A Polícia Civil (PC) prendeu, durante uma operação na manhã desta segunda-feira (6), em Arapiraca, a servidora do Poder Judiciário suspeita de repassar informações sobre uma força-tarefa deflagrada há duas semanas, no Agreste. Além da prisão, a Justiça determinou o afastamento dela do cargo até o fim das investigações.

De acordo com o delegado Thiago Prado, coordenador da Divisão Especial de Investigação e Capturas (Deic), a 17ª Vara Criminal expediu mandados de prisão, busca e apreensão e as equipes saíram às ruas, ainda durante a madrugada, para dar cumprimento à decisão judicial.

“O principal objetivo desta operação é resgatar a imagem do Poder Judiciário. A servidora repassou informações sobre a operação e algumas pessoas deixaram de ser presas, gerando uma perda para as instituições. Por isso, instauramos o inquérito e pedimos a intervenção da Justiça”, informou o delegado.

Já o delegado Fábio Costa informou que a servidora ficará afastada do cargo até o final das investigações, conforme determinação da 17ª Vara Criminal.

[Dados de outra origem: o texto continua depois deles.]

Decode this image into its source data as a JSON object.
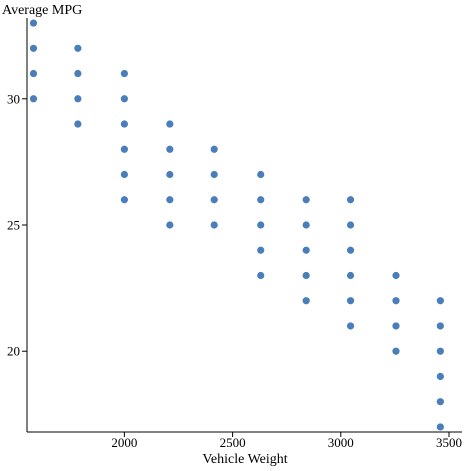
{
  "chart_data": {
    "type": "scatter",
    "title": "",
    "xlabel": "Vehicle Weight",
    "ylabel": "Average MPG",
    "xlim": [
      1550,
      3560
    ],
    "ylim": [
      16.8,
      33.2
    ],
    "x_ticks": [
      2000,
      2500,
      3000,
      3500
    ],
    "y_ticks": [
      20,
      25,
      30
    ],
    "grid": false,
    "point_color": "#4a7ebb",
    "series": [
      {
        "points": [
          {
            "x": 1580,
            "y": 30
          },
          {
            "x": 1580,
            "y": 31
          },
          {
            "x": 1580,
            "y": 32
          },
          {
            "x": 1580,
            "y": 33
          },
          {
            "x": 1785,
            "y": 29
          },
          {
            "x": 1785,
            "y": 30
          },
          {
            "x": 1785,
            "y": 31
          },
          {
            "x": 1785,
            "y": 32
          },
          {
            "x": 2000,
            "y": 26
          },
          {
            "x": 2000,
            "y": 27
          },
          {
            "x": 2000,
            "y": 28
          },
          {
            "x": 2000,
            "y": 29
          },
          {
            "x": 2000,
            "y": 30
          },
          {
            "x": 2000,
            "y": 31
          },
          {
            "x": 2210,
            "y": 25
          },
          {
            "x": 2210,
            "y": 26
          },
          {
            "x": 2210,
            "y": 27
          },
          {
            "x": 2210,
            "y": 28
          },
          {
            "x": 2210,
            "y": 29
          },
          {
            "x": 2415,
            "y": 25
          },
          {
            "x": 2415,
            "y": 26
          },
          {
            "x": 2415,
            "y": 27
          },
          {
            "x": 2415,
            "y": 28
          },
          {
            "x": 2630,
            "y": 23
          },
          {
            "x": 2630,
            "y": 24
          },
          {
            "x": 2630,
            "y": 25
          },
          {
            "x": 2630,
            "y": 26
          },
          {
            "x": 2630,
            "y": 27
          },
          {
            "x": 2840,
            "y": 22
          },
          {
            "x": 2840,
            "y": 23
          },
          {
            "x": 2840,
            "y": 24
          },
          {
            "x": 2840,
            "y": 25
          },
          {
            "x": 2840,
            "y": 26
          },
          {
            "x": 3045,
            "y": 21
          },
          {
            "x": 3045,
            "y": 22
          },
          {
            "x": 3045,
            "y": 23
          },
          {
            "x": 3045,
            "y": 24
          },
          {
            "x": 3045,
            "y": 25
          },
          {
            "x": 3045,
            "y": 26
          },
          {
            "x": 3255,
            "y": 20
          },
          {
            "x": 3255,
            "y": 21
          },
          {
            "x": 3255,
            "y": 22
          },
          {
            "x": 3255,
            "y": 23
          },
          {
            "x": 3460,
            "y": 17
          },
          {
            "x": 3460,
            "y": 18
          },
          {
            "x": 3460,
            "y": 19
          },
          {
            "x": 3460,
            "y": 20
          },
          {
            "x": 3460,
            "y": 21
          },
          {
            "x": 3460,
            "y": 22
          }
        ]
      }
    ]
  }
}
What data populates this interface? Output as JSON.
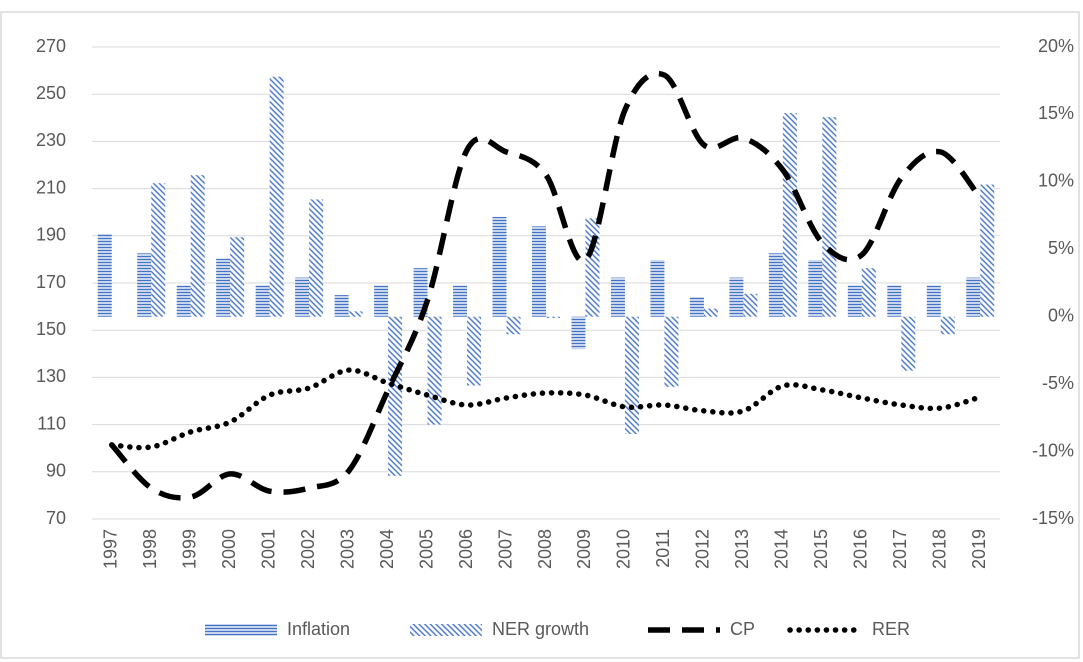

Após ser detida, a servidora – que não teve a identidade revelada – foi encaminhada ao Instituto Médico Legal (IML), para o exame de corpo de delito, de onde deverá ser conduzida para o Presídio Santa Luzia, situado em Maceió.

INVESTIGAÇÕES
Os delegados Thiago Prado e Caio Rodrigues, que atuam na Gerência de Recursos Especiais (GRE) – setor que envolve unidades especiais da Polícia Civil, como a Deic – vão dar andamento às investigações sobre um áudio que teria vazado detalhes de uma operação deflagrada na região Agreste, há duas semanas. A decisão é do delegado geral da Polícia Civil, Paulo Cerqueira. Uma servidora do Tribunal de Justiça foi apontada como a responsável pelas mensagens.

O delegado regional de Arapiraca, Igor Diego Vilela – que chegou a iniciar as investigações – informou que encaminharia o caso para a Delegacia Geral, em Maceió, que dispõe de melhor estrutura para dar andamento a esse tipo de investigação.

A Polícia Civil tomou conhecimento do áudio em que a suposta servidora do TJ/AL repassou informação privilegiada para grupos de WhatsApp, a fim de alertar os suspeitos de envolvimento em crimes, como homicídio, assalto e tráfico de drogas.